Diffusion of bottlenecked 29-cm−1phonons in optically excited ruby

Abstract

Spatial and, additionally, spectral diffusion of 29-${\mathrm{cm}}^{-1\mathrm{}}$ phonons trapped in an excited cylindrical region with diameter ∼0.1 mm has been investigated under continuous optical pumping of ruby.

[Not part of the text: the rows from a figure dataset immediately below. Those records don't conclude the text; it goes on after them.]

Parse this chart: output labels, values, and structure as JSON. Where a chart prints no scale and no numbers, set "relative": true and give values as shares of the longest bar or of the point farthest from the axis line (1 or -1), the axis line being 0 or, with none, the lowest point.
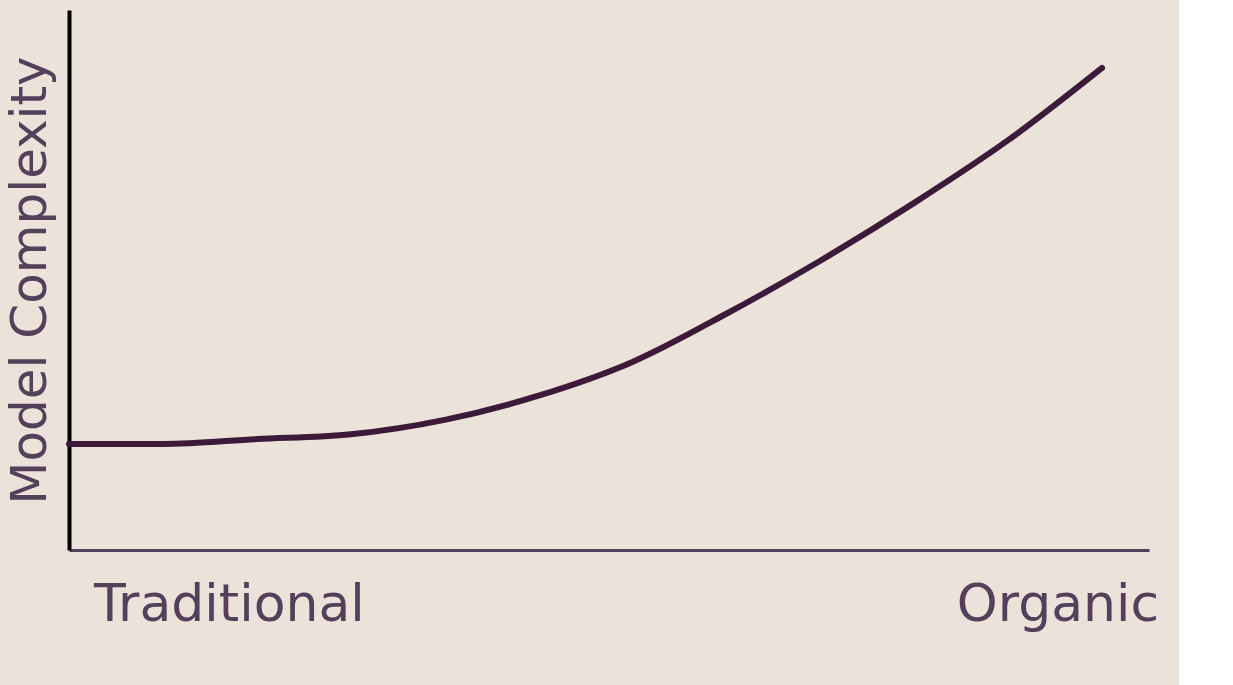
{
  "chart_data": {
    "type": "line",
    "relative": true,
    "ylabel": "Model Complexity",
    "tick_labels": false,
    "grid": false,
    "marker": "none",
    "line_style": "solid",
    "categories": [
      null,
      null,
      null,
      null,
      null,
      null,
      null,
      null,
      null,
      null,
      null,
      null
    ],
    "series": [
      {
        "color": "#3d1a3a",
        "values": [
          0.22,
          0.22,
          0.23,
          0.24,
          0.27,
          0.32,
          0.39,
          0.49,
          0.6,
          0.72,
          0.85,
          1.0
        ]
      }
    ],
    "annotations": [
      "Traditional",
      "Organic"
    ]
  }
}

For 130- and 700-ppm ruby, phonon decay strictly limited by spatial diffusion is reflected in a quadratic dependence of the bottlenecking factor $\sigma$ on the excited-state concentration $N^{*}$ up to $N^{*}\sim 3\times {10}^{17}/{\mathrm{cm}}^3$. At higher $N^{*}$, attainable in 700- and 2500-ppm ruby, the observed reduction of $\sigma$ relative to the second-power dependence, as well as the increased width of the dependence of $\sigma$ on magnetic field, reveal that spectral diffusion from inhomogeneous packet to packet is operative. In the spatially diffusive regime, evidence for Zeeman-induced spectral diffusion is found in a characteristic narrowing of the magnetic-field dependence of the $R_2$ fluorescence upon raising $\sigma$. At full separation of the Zeeman transitions $2\overline{A}\left({}_{}{}^2{}_{}{}^{}E\right)\leftrightarrow \overline{E}\left({}_{}{}^2{}_{}{}^{}E\right)$, $\sigma$ is reduced to 15-40% relative to zero field, depending on $N^{*}$ and ground-state concentration. Rate equations governing the ${\mathrm{Cr}}^{3+}$ populations in the two-level scheme ($2\overline{A}$,$\overline{E}$) with inclusion of spatial diffusion and anharmonic decay of the phonons account for the second-power dependence. Diffusive phonon decay turns out to dominate from $N^{*}R\sim 4\times {10}^{13}/{\mathrm{cm}}^2$ up to at least $N^{*}{R}^2\sim {10}^{14}/\mathrm{cm}$, with $R$ the characteristic dimension of the excited region. Spectral diffusion, treated as a perturbation, satisfactorily fits the data at higher $\sigma$, yielding a diffusive step of ∼2% of the linewidth. At low bottlenecking, the functional form of the magnetic field dependence of $\sigma$, including its width and level at full separation, is closely described by use of rate equations, taking the line shape to be Gaussian-type, and assuming the phonons associated with spin flip and those with non spin flip to belong to distinct classes.